You are mistaken on that. The idea is not to "break" a codec but to find its limits of performance. The content needs to be "legal" otherwise. To wit, MPEG, ITU, and other international standards groups have created a set of audio clips used for lossy codecs. Here is the list:@amirm. It also was pointed out continuously that what you suggest is NOT how good testing works. Instead, you create test cases that intend to break the system.
All of these are legal music but will stress codecs due to carefully chosen material that a) pushes the codec to the limit and b) makes it easier to hear the artifacts.
Do you see square wave here? No.
Do you see impulse? No.
Do you see white noise? No.
Do you see ultrasonic content? No.
Do you see random bits to break the encoder/decoder? No.
You see carefully chosen natural recordings that are chosen and standardized for evaluation of such coders. No one can argue that these clips are not valid input to lossy codecs.

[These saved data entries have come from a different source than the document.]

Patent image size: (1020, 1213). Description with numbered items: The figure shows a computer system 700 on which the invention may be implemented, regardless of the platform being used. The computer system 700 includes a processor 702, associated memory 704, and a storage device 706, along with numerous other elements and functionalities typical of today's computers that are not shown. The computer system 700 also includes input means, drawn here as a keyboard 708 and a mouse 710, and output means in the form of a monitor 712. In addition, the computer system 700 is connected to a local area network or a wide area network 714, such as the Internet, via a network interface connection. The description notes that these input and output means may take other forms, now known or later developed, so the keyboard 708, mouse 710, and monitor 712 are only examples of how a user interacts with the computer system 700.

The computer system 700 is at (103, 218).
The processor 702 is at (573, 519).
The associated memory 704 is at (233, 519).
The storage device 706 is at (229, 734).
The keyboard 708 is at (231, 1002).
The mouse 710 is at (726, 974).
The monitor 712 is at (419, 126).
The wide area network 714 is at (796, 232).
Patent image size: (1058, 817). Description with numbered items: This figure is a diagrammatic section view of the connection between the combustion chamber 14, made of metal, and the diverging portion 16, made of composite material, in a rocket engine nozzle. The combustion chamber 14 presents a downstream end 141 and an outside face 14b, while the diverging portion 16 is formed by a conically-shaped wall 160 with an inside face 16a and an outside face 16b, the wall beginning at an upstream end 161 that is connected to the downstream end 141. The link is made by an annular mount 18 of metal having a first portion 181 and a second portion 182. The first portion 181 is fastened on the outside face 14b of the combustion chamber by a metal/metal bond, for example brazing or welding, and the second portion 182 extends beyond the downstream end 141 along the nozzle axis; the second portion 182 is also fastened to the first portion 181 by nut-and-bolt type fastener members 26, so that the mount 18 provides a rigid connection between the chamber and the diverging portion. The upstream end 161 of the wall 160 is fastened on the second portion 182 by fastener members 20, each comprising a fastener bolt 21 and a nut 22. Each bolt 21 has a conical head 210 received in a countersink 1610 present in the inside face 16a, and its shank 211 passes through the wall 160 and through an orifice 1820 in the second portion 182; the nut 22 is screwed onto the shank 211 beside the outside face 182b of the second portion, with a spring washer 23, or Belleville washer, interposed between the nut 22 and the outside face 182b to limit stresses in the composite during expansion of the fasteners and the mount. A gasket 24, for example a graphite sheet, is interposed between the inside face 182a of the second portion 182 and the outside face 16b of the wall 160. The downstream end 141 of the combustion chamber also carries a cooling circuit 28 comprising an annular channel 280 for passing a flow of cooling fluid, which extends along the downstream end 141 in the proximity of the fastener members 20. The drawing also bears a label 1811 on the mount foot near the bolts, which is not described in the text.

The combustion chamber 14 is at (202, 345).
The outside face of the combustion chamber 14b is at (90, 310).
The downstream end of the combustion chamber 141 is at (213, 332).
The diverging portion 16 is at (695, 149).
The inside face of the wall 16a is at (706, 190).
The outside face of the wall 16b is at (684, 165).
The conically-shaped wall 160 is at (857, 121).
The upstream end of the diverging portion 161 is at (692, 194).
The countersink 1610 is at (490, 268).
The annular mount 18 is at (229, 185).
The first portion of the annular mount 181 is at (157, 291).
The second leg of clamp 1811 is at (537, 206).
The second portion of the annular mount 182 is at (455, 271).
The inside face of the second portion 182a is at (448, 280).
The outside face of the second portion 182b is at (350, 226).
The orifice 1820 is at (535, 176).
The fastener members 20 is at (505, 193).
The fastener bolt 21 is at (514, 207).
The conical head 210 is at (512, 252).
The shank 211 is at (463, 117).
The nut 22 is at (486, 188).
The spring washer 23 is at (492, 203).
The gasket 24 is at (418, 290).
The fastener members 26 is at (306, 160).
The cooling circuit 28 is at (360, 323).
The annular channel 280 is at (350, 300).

OP, not being familiar with this field, threw a bunch of test clips at MQA. MQA explained to him why this was not correct that the very foundation of MQA is the assumption of the music content in music file. He ignored that. Didn't come and ask people like me what we thought. He decided he knew enough and ran with it. The result is that his testing can be and is easily dismissed as being broken.
Please learn to listen to experts and people who do this for a living. Not everything works based on how your audiophile experiences and stuff you read online. Some topics in audio are very complex and this is one of them.
BTW, this is the forth or fifth time I have explained this very thing. I hope we are done and a new challenge doesn't come up yet again.